First, the “Nutrifluff,” my term for research with results that are intriguing but of unknown clinical significance.  I thank everyone who sent me links to the New York Times account of the new study linking chocolate milk to reduced inflammation.  It quotes the lead author:  “Since atherosclerosis is a low-grade inflammatory disease of the arteries, regular cocoa intake seems to prevent or reduce [it].”   But the giveaway is the next magic words that cover all bases: “more studies needed.”

The study suggests – but in no way proves – that drinking chocolate milk reduces the risk of coronary artery disease.  Inflammation is an intermediate marker of suggestive but unconfirmed clinical implications.  More research is needed, indeed.
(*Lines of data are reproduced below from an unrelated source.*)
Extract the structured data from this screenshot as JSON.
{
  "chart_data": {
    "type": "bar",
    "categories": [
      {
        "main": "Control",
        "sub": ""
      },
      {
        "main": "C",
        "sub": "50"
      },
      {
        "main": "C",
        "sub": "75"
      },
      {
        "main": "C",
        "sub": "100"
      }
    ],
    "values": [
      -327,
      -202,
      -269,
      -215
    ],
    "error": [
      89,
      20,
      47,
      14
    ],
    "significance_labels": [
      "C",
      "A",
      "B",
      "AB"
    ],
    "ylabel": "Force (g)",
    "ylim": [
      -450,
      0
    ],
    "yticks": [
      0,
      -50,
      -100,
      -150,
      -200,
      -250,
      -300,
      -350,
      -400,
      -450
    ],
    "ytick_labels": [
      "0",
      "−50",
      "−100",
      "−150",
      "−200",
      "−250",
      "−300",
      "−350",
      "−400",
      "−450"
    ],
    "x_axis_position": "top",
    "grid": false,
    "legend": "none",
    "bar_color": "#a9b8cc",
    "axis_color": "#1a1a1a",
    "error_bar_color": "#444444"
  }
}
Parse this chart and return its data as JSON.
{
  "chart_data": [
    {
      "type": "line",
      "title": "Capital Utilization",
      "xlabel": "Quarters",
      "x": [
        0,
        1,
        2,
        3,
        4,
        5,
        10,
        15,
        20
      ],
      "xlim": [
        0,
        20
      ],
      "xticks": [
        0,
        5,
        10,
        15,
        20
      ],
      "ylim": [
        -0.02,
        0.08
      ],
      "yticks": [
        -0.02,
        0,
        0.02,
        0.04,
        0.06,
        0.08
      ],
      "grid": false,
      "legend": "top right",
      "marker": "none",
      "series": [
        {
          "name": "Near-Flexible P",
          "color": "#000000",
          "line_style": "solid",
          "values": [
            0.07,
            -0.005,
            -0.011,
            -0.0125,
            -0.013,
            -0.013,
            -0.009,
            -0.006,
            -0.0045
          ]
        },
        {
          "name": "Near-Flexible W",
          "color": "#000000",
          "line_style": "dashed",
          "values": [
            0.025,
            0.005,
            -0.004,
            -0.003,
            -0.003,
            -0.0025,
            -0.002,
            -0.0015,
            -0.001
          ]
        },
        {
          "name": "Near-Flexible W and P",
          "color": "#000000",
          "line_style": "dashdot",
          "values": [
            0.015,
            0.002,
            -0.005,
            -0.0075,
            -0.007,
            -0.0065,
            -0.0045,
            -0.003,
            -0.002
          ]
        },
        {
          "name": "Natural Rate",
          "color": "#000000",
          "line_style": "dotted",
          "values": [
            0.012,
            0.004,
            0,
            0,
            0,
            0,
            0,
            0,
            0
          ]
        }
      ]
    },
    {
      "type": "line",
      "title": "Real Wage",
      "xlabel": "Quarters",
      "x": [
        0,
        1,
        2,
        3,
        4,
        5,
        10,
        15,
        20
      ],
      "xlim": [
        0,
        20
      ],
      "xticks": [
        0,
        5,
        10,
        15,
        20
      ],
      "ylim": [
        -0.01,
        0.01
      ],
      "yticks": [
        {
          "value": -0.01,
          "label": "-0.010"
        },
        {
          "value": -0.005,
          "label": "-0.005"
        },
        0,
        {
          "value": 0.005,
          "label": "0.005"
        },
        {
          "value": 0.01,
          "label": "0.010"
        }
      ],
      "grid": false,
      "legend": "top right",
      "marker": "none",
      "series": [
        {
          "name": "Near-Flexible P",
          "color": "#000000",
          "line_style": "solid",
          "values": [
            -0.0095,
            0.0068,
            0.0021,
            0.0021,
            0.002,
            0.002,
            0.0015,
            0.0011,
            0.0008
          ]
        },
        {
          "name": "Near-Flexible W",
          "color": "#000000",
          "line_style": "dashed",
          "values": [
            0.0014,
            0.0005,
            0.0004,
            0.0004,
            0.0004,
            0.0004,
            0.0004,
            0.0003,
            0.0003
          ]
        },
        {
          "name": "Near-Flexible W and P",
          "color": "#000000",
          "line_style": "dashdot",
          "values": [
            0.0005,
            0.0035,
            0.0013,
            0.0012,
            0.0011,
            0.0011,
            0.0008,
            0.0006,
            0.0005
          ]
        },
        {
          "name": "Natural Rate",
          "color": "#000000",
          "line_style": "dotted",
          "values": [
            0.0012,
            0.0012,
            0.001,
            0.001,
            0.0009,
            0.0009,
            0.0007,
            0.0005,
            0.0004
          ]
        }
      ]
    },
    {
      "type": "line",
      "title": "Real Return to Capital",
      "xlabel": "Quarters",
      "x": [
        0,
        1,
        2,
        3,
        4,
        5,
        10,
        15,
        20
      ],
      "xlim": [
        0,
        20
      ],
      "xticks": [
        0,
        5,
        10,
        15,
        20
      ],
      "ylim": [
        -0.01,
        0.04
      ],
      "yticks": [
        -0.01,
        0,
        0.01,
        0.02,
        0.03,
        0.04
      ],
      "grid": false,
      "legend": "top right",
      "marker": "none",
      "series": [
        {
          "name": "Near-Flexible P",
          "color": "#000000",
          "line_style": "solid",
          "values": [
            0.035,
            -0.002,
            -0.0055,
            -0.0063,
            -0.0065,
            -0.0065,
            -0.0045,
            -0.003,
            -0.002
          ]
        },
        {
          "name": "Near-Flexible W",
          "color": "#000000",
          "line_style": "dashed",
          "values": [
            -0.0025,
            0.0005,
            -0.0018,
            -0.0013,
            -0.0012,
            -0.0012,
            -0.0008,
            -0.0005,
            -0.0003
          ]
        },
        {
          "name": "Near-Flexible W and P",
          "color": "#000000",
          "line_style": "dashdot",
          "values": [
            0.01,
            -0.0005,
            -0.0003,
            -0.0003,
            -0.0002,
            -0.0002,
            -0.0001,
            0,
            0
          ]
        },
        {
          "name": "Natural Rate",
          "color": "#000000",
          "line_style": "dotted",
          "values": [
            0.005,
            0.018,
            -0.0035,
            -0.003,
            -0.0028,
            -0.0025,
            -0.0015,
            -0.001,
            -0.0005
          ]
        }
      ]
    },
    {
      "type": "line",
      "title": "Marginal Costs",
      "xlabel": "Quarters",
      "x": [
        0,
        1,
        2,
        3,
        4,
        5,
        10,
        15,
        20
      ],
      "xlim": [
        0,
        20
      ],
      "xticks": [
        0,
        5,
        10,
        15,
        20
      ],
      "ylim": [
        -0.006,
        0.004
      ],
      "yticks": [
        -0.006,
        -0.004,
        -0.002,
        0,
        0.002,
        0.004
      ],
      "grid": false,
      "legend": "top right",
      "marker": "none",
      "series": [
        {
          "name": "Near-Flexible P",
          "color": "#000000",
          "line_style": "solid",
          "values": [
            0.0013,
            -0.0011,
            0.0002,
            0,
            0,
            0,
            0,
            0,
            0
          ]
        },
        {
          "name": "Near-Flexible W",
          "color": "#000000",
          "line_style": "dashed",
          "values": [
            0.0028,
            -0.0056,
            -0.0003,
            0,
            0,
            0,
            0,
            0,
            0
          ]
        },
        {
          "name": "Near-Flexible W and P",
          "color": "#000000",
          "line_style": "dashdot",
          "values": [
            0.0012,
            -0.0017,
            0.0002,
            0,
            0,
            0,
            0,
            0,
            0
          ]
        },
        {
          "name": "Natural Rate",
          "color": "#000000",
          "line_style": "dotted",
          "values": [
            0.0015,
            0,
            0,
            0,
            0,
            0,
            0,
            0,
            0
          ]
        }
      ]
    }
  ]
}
Next, policy.  Recall the fuss over chocolate milk (see previous post on the topic)?   Marlene Schwartz of the Rudd Center at Yale has posted an explanation of her views on the matter.

The “chocolate milk controversy” story this week is not about nutrition; it’s about marketing…They explain that “more than half of all flavored milk is sold in schools,” and “the importance of flavored milk goes beyond the school market because it is a key growth area for milk processors.”

They are trying to sell their product. There is nothing wrong with that as long as their marketing efforts are not misleading. Chocolate milk is not the nutritional equivalent of regular milk. It is significantly higher in calories, sugar (often high fructose corn syrup), sodium, and usually contains artificial colors and flavors.

In the promotional video on YouTube, expert dieticians acknowledged that chocolate milk has about 60 more calories per serving than regular milk, but then quickly added that “in the grand scheme of things, that’s nothing compared to the amount of nutrients they are going to be getting.”

That sounded really familiar.

“In the grand scheme of things, these calories don’t count” is exactly what we heard from David Mackay, the CEO of Kellogg in his defense of marketing his company’s high-sugar cereals: “Twelve grams of sugar is 50 calories. A presweetened cereal as part of a regular diet for kids is not a bad thing.”

50 calories here, 60 calories there, and pretty soon we are talking about real weight gain.

Our research has found that children will eat low-sugar cereals and drink white milk when these are the foods that are served. We also found that most children will also eat a piece of fruit if you prompt them to take it. School cafeterias are the perfect place to reinforce the nutrition lessons that begin at home and promote nutrient-dense foods.

If chocolate milk were the only treat children were exposed to in schools, it would not be nearly as much of a problem.  But it is not.  In many schools, kids are offered sweet treats all day long (birthday celebrations, rewards from teachers, etc) or exposed to those readily available from vending machines.  So sweet foods have become the norm.  Norms are hard to change, but let’s at least not make them worse.